Chris Hohn Gives £1.438 Billion, First British Billionaire to Pass £1 Billion
Sir chris hohn gave £1.438 billion in the year covered by the 2026 Giving List, becoming the first British billionaire to donate more than £1 billion in a single year. The founder of TCI Fund Management directed a sum equal to 16.8 per cent of his estimated £8.556 billion fortune.
That scale put him far ahead of the rest of the list. His donations alone accounted for almost 30 per cent of the total amount given by the top 100 philanthropists combined, while Britain’s wealthiest people collectively gave almost £5 billion to charitable causes in the past year alone.
Hohn’s £1.438 billion lead
£1.438 billion was enough to separate Hohn from every other donor in the ranking. Sir Michael Moritz and Harriet Heyman were next with £627.6 million, less than half of Hohn’s total, and Alan Parker ranked third after giving away £283.7 million.
16.8 per cent of wealth is an unusually large share even by billionaire standards, because the Giving List ranks people by the proportion of wealth donated or pledged, not by raw totals alone. That puts Hohn’s giving in a different category from donors whose names appear higher or lower on a simple cash leaderboard.
Climate change and children
Climate change initiatives and children’s health sit at the center of Hohn’s charitable giving. Those priorities line up with the broader list, where climate change and environmental projects were among the most popular causes, alongside healthcare, medical research and education.
Almost 30 per cent of the top 100 philanthropists’ combined donations came from one person, which leaves the rest of the list looking far more evenly spread. The concentration also means Hohn’s giving can dominate the public picture of British philanthropy even though the list includes money given personally, through foundations, businesses or charitable organisations associated with each donor.
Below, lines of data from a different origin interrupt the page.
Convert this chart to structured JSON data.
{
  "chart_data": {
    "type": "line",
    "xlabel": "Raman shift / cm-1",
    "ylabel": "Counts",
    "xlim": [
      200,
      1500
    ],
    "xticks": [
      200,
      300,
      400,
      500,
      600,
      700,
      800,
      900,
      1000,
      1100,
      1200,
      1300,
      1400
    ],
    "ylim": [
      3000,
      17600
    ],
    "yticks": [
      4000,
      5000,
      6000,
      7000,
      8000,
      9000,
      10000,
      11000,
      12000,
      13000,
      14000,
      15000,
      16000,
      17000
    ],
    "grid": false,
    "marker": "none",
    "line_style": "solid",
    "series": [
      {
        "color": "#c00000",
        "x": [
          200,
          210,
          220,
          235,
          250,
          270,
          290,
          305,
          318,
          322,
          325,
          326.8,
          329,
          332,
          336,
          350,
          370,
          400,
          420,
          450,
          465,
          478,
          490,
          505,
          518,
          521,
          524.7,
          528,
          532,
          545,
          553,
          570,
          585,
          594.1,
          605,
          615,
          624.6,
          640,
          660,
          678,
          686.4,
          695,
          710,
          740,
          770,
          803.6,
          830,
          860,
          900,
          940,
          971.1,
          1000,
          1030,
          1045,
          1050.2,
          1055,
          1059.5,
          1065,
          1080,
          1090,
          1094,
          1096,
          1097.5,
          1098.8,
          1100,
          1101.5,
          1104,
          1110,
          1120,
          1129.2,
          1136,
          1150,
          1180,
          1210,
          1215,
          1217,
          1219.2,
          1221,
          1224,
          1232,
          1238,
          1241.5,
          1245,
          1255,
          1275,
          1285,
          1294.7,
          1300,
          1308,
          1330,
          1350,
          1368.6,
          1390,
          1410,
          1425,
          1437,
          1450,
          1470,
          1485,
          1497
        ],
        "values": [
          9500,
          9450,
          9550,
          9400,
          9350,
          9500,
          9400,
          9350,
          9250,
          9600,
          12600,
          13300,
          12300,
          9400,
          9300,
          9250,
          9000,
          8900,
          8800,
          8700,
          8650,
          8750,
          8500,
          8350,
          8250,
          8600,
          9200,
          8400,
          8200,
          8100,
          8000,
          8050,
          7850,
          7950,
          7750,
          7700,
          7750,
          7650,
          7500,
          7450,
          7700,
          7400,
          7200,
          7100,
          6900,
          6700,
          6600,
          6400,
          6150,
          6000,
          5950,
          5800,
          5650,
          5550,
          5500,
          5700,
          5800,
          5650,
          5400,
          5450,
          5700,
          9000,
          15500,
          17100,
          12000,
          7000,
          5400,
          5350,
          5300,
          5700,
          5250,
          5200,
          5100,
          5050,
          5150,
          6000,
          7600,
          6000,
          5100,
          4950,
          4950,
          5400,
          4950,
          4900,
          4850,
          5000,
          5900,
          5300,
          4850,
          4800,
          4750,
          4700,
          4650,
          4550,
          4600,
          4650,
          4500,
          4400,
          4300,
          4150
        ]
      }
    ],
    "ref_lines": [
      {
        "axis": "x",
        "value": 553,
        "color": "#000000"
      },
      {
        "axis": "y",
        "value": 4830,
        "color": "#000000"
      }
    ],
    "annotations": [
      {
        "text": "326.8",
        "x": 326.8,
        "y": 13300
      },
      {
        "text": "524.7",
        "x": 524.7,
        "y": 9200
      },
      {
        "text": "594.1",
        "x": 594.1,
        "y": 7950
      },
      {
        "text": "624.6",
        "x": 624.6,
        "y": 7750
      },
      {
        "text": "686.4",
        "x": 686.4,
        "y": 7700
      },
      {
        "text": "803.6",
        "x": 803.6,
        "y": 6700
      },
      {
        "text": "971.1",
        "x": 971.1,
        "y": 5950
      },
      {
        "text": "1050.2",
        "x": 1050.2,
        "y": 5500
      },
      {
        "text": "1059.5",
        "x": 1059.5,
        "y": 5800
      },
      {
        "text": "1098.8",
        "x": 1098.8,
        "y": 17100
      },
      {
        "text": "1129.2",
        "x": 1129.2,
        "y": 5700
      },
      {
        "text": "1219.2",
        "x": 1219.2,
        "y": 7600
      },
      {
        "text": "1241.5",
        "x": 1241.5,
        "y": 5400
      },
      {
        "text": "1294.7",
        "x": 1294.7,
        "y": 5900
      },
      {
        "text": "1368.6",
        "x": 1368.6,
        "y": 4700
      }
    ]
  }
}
Charity Commission records
Before May 1, 2026, the rankings were compiled from Charity Commission records, regulator filings and private disclosures. The method matters because it tracks more than one route to giving, so the list captures both direct donations and gifts made through associated structures.
Mark Greer of Charities Aid Foundation said, "Our research shows that high net worth donors can be inspired by someone else's story. However, we don't tend to talk about charitable giving in the UK, even amongst the ultra wealthy." For readers following the list, the practical takeaway is simple: the benchmark has moved, and Hohn’s total now sets the scale for anyone comparing elite UK philanthropy in cash terms or as a share of wealth.